Artiste, performeur, poète, activiste et essayiste, Jimmie Durham est d'origine cherokee. Dans les années 1960 et après son cursus universitaire au Texas, il étudia la sculpture à l'École des Beaux-Arts de Genève. En '73, il retourna aux États-Unis afin de se joindre à la lutte politique des Indiens contre la violation de leurs droits fondamentaux par le gouvernement américain. Après une vingtaine d’années, une série de désillusions sur ce front le pousseront à se consacrer entièrement à l'art. Suite à un exil volontaire au Mexique, il s'installe en Europe en 1994. L'engagement politique et social forme le fil conducteur de la vie et de l'œuvre de Durham. Par son art, il parvient à exprimer son identité d'Amérindien tout en la commentant. Son imagerie à forte connotation ethnique s'inscrit facilement dans le monde de l'art de la fin des années '80, qui, après avoir mis l'accent sur la diversité des genres, se concentre pleinement sur la diversité culturelle.
Durham combine des objets rebutés (tels que des pièces de voiture) avec des matériaux naturels (tels que des branches, des crânes, des plumes et des peaux d'animaux) et crée ainsi des figures surprenantes aux traits humains. Il transforme son matériel de base en y ajoutant des attributs et des couleurs vives. On retiendra son grand respect pour la diversité des matériaux trouvés et sa capacité à créer des 'liens'. Les pseudo-totems de Durham commentent avec ironie les pratiques de colonisation de l'Occident et nous font réfléchir à la manière clichée dont les Occidentaux perçoivent l'art non occidental. Son œuvre 'A Dead Deer' (1986) de la collection MuHKA, qui consiste en un crâne de cerf peint en rouge sur un tronc de branches, est exemplaire à cet égard. L'art de Durham témoigne d'une grande conscience historique et d'une observation attentive en matière de culture, de langue et d'art.

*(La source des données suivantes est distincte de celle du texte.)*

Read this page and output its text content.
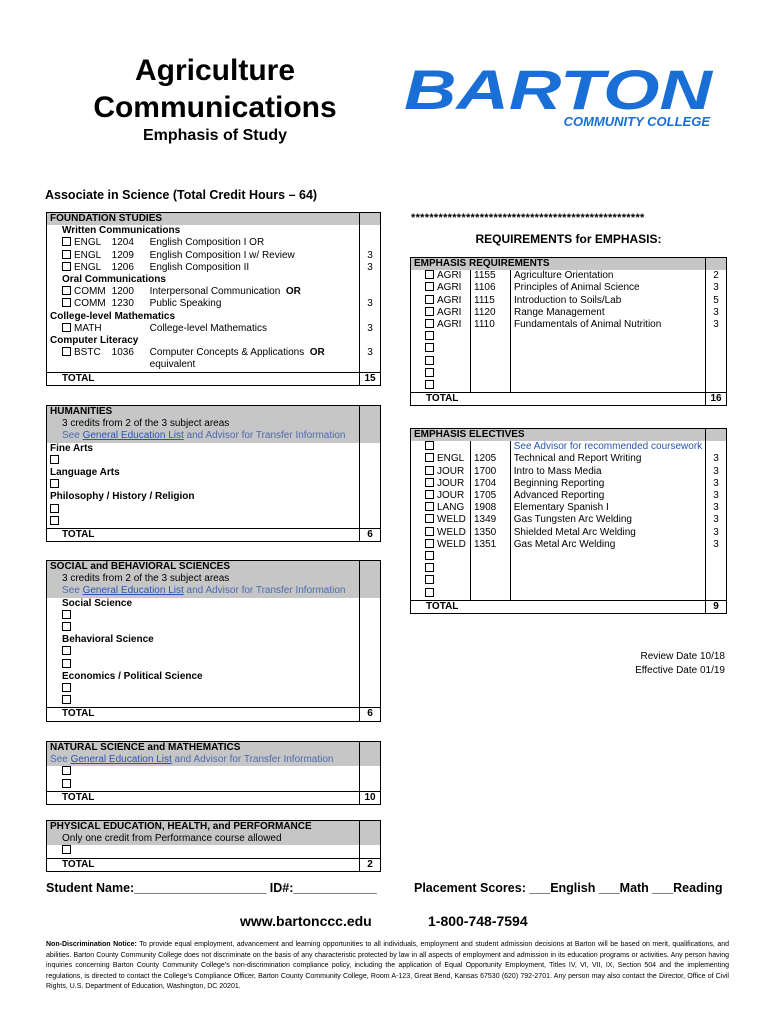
Agriculture
Communications
Emphasis of Study
BARTON
COMMUNITY COLLEGE
Associate in Science (Total Credit Hours – 64)
FOUNDATION STUDIES			
Written Communications			
ENGL	1204	English Composition I OR	
ENGL	1209	English Composition I w/ Review	3
ENGL	1206	English Composition II	3
Oral Communications			
COMM	1200	Interpersonal Communication OR	
COMM	1230	Public Speaking	3
College-level Mathematics			
MATH		College-level Mathematics	3
Computer Literacy			
BSTC	1036	Computer Concepts & Applications OR	3
		equivalent	
TOTAL			15
HUMANITIES	
3 credits from 2 of the 3 subject areas	
See General Education List and Advisor for Transfer Information	
Fine Arts	

Language Arts	

Philosophy / History / Religion	

TOTAL	6
SOCIAL and BEHAVIORAL SCIENCES	
3 credits from 2 of the 3 subject areas	
See General Education List and Advisor for Transfer Information	
Social Science	

Behavioral Science	

Economics / Political Science	

TOTAL	6
NATURAL SCIENCE and MATHEMATICS	
See General Education List and Advisor for Transfer Information	

TOTAL	10
PHYSICAL EDUCATION, HEALTH, and PERFORMANCE	
Only one credit from Performance course allowed	

TOTAL	2
***************************************************
REQUIREMENTS for EMPHASIS:
EMPHASIS REQUIREMENTS			
AGRI	1155	Agriculture Orientation	2
AGRI	1106	Principles of Animal Science	3
AGRI	1115	Introduction to Soils/Lab	5
AGRI	1120	Range Management	3
AGRI	1110	Fundamentals of Animal Nutrition	3

TOTAL			16
EMPHASIS ELECTIVES			
		See Advisor for recommended coursework	
ENGL	1205	Technical and Report Writing	3
JOUR	1700	Intro to Mass Media	3
JOUR	1704	Beginning Reporting	3
JOUR	1705	Advanced Reporting	3
LANG	1908	Elementary Spanish I	3
WELD	1349	Gas Tungsten Arc Welding	3
WELD	1350	Shielded Metal Arc Welding	3
WELD	1351	Gas Metal Arc Welding	3

TOTAL			9
Review Date 10/18
Effective Date 01/19
Student Name:___________________ ID#:____________	Placement Scores: ___English ___Math ___Reading
www.bartonccc.edu	1-800-748-7594
Non-Discrimination Notice: To provide equal employment, advancement and learning opportunities to all individuals, employment and student admission decisions at Barton will be based on merit, qualifications, and abilities. Barton County Community College does not discriminate on the basis of any characteristic protected by law in all aspects of employment and admission in its education programs or activities. Any person having inquiries concerning Barton County Community College’s non-discrimination compliance policy, including the application of Equal Opportunity Employment, Titles IV, VI, VII, IX, Section 504 and the implementing regulations, is directed to contact the College’s Compliance Officer, Barton County Community College, Room A-123, Great Bend, Kansas 67530 (620) 792-2701. Any person may also contact the Director, Office of Civil Rights, U.S. Department of Education, Washington, DC 20201.
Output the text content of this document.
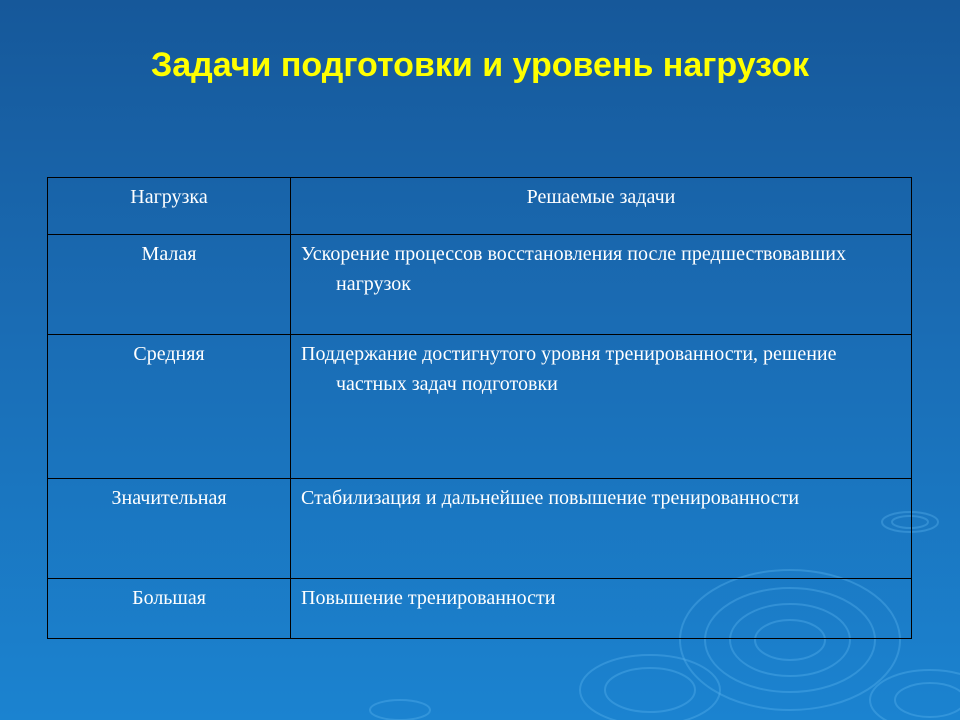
Задачи подготовки и уровень нагрузок
Нагрузка	Решаемые задачи

Малая	Ускорение процессов восстановления после предшествовавших нагрузок

Средняя	Поддержание достигнутого уровня тренированности, решение частных задач подготовки

Значительная	Стабилизация и дальнейшее повышение тренированности

Большая	Повышение тренированности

Durham explore la capacité de l'art à remettre en question les systèmes de croyances culturelles bien ancrés, en particulier la pensée polaire occidentale. Il le fait en partie en réunissant des opposés, tels que l'homme/l'animal et la nature/la culture. Il ne cherche pas à encourager les systèmes de pensée polarisés, mais à les transcender. Durham se qualifie lui-même d'"interventionniste" et explore systématiquement l'interaction entre l'art et l'activisme, le rôle de l'art et des artistes dans la société et des notions telles que la citoyenneté. La façon dont il combine les enjeux et abat les divisions forme le point de départ conceptuel de son art et est cohérente avec l'approche non disciplinaire de son travail, qui varie de la poésie sur la politique aux dessins, collages, photographies, vidéos et essais. Le langage stratifié des différents titres de l'œuvre visuelle de Durham, riche en jeux de mots, poésie et même insultes politiques, ainsi que son humour sophistiqué, souvent sardonique, sont remarquables.
Le déménagement de Durham vers l’Europe en '94 eut un impact majeur sur son travail. C'est ainsi qu'il commença à travailler avec d'autres matériaux, tels que la pierre. L'une de ses réalisations les plus emblématiques en la matière est "Still Life with Spirit and Xitle" (2007), une Chrysler Spirit noire écrasée par une pierre colossale. L'intention de Durham était de libérer la pierre du poids considérable que l'architecture européenne lui avait imposé en l'utilisant à des fins de pouvoir, de prestige et de triomphe. L'œuvre de Durham de cette période se révolte face au rapport de l'art à l'architecture, aux statues et sculptures et au monumentalisme.